A Primer of Economics

Lesson 1 – Division of Labor and Trade.

Imagine two villages a very long time ago. In each village, everyone shares. Everyone works at everything and shares in everything. One village has better apples nearby. The other has better fishing. They exchange and value is created.

Carrying the apples and fish is also value. From the village with more abundant apples, we carry apples to the village with more abundant fishing. That adds value for which they will exchange more fish.

For this to work, expectations are key. We collect and carry apples because we expect you will give us fish. They catch extra fish expecting the apple gatherers to come for them.

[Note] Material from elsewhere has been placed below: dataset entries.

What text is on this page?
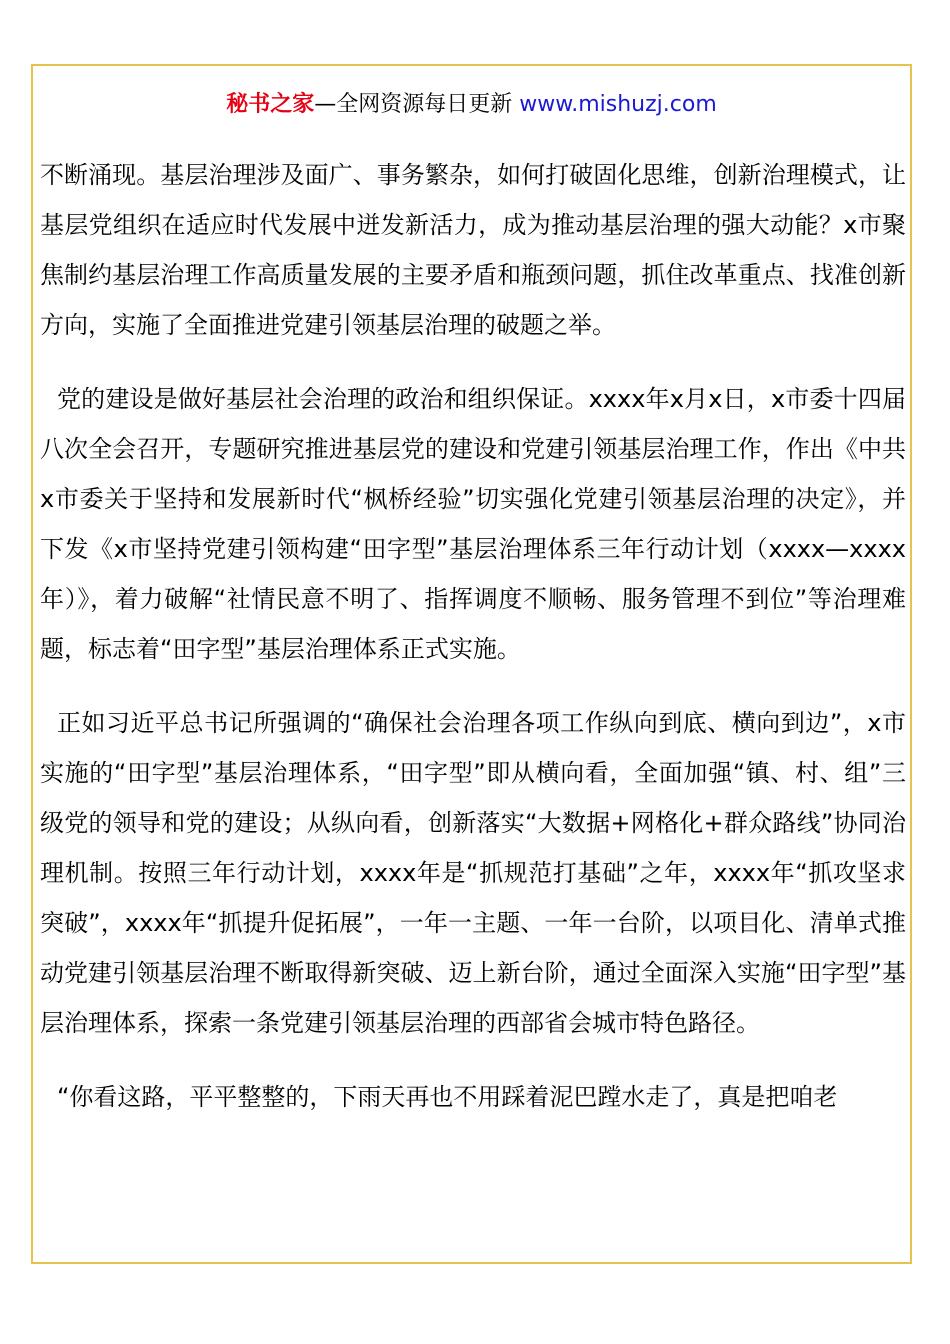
秘书之家—全网资源每日更新 www.mishuzj.com

不断涌现。基层治理涉及面广、事务繁杂，如何打破固化思维，创新治理模式，让基层党组织在适应时代发展中迸发新活力，成为推动基层治理的强大动能？x市聚焦制约基层治理工作高质量发展的主要矛盾和瓶颈问题，抓住改革重点、找准创新方向，实施了全面推进党建引领基层治理的破题之举。

党的建设是做好基层社会治理的政治和组织保证。xxxx年x月x日，x市委十四届八次全会召开，专题研究推进基层党的建设和党建引领基层治理工作，作出《中共x市委关于坚持和发展新时代“枫桥经验”切实强化党建引领基层治理的决定》，并下发《x市坚持党建引领构建“田字型”基层治理体系三年行动计划（xxxx—xxxx年）》，着力破解“社情民意不明了、指挥调度不顺畅、服务管理不到位”等治理难题，标志着“田字型”基层治理体系正式实施。

正如习近平总书记所强调的“确保社会治理各项工作纵向到底、横向到边”，x市实施的“田字型”基层治理体系，“田字型”即从横向看，全面加强“镇、村、组”三级党的领导和党的建设；从纵向看，创新落实“大数据+网格化+群众路线”协同治理机制。按照三年行动计划，xxxx年是“抓规范打基础”之年，xxxx年“抓攻坚求突破”，xxxx年“抓提升促拓展”，一年一主题、一年一台阶，以项目化、清单式推动党建引领基层治理不断取得新突破、迈上新台阶，通过全面深入实施“田字型”基层治理体系，探索一条党建引领基层治理的西部省会城市特色路径。

“你看这路，平平整整的，下雨天再也不用踩着泥巴蹚水走了，真是把咱老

We don’t have to own anything for this to work (more on ownership later). The apples are near our village, the fish are near theirs. They could walk over to collect apples, and we could walk over and fish. The simple division of labor and trading create value.

Lesson 2 – Prices

How many apples are worth one average-sized fish? We might start with as many apples as one person can carry in exchange for as many fish as that person can carry. But that is not the best price.

Lesson 3 – Ownership

In our simple example, everyone contributes to the village and everyone shares. We all farm together, forage together and hunt together. Everything belongs to everyone.

We might even share our land with other villages, but eventually we will claim territories. This starts in the animal kingdom and extends to humans.

That means we may have to fight for and defend our territory.

We may also have ownership within our village. If I spend many nights making a tool or a weapon to hunt, I can claim it as mine. If my tool or weapon is more skillfully made than those made by others, I own the benefits of that superior tool.

Lesson 4 – Expectations – Confidence and Information

For all of this to work, we have to have confidence in what to expect. Before I do the work catching extra fish to trade with you, I have to expect that you will come with apples before they spoil.

And that you won’t just come attack me and take the fish.

And you have to have some confidence I’ll have fish to trade before you pick the apples and carry them all that way. And that I won’t steal them from you, or that robbers won’t along the trip.

In addition to fish and apples, information is created, shared, and exchanged through our trading.

This part of the economic process is where governments, from tribal chiefs to kings to legislatures, bureaus, and central banks, play their most critical important role. And it is arguably the least understood and greatest area of malpractice and outright mischief.

Lesson 5 – Side Effects

Which brings us to side effects.All economic processes, all decisions, have side effects. This is mathematically inevitable because economic systems, at least those to date on our planet, are closed systems with feedback loops.

To defend ourselves and our territories we may have a powerful Chief. He organizes and leads our conflict with other tribes. But then the chief may use his powers to claim extra rights and privileges for himself and his friends and family.

Lesson 6 – Productivity (Technology and Innovation)

Through division of labor we can develop can lead to specialized skills.

Instead of having everyone share in every task, it makes sense to divide tasks. It doesn’t make sense for the whole village to walk a long ways to the hunting ground and wait all day for prey. It only takes a few of us, and the others can stay home and farm or fish or forage. This division of labor creates value. In addition, we can develop specialized skills.

Specialized skills change the division of labor. The new ox-drawn plow requires less people for farming.

Within the village this can work even if everything is shared. Some farm, some gather, some care for children and elders and prepare food, some hunt, some fish. But all of these are contributed to the common pot.

This sharing requires norms (morals) to enforce sharing and discourage free-riding.

Lesson 7 – Resources (Territory, Sustainability, and Generations)

Natural Resources

Environmental side-effects

Sustainability

Inter-generational transfer (or not?)

Lesson 8 – Regulation

It’s the referees, dummy. And the Commissioner.

The issue with regulation is not how much more or less, but how effective.

Lesson 9 -Information Technology

From cuneiform tablets to printing presses to coffeehouse pamphlets to yellow journalism to radio and television to the internet… this is the 800 pound gorilla.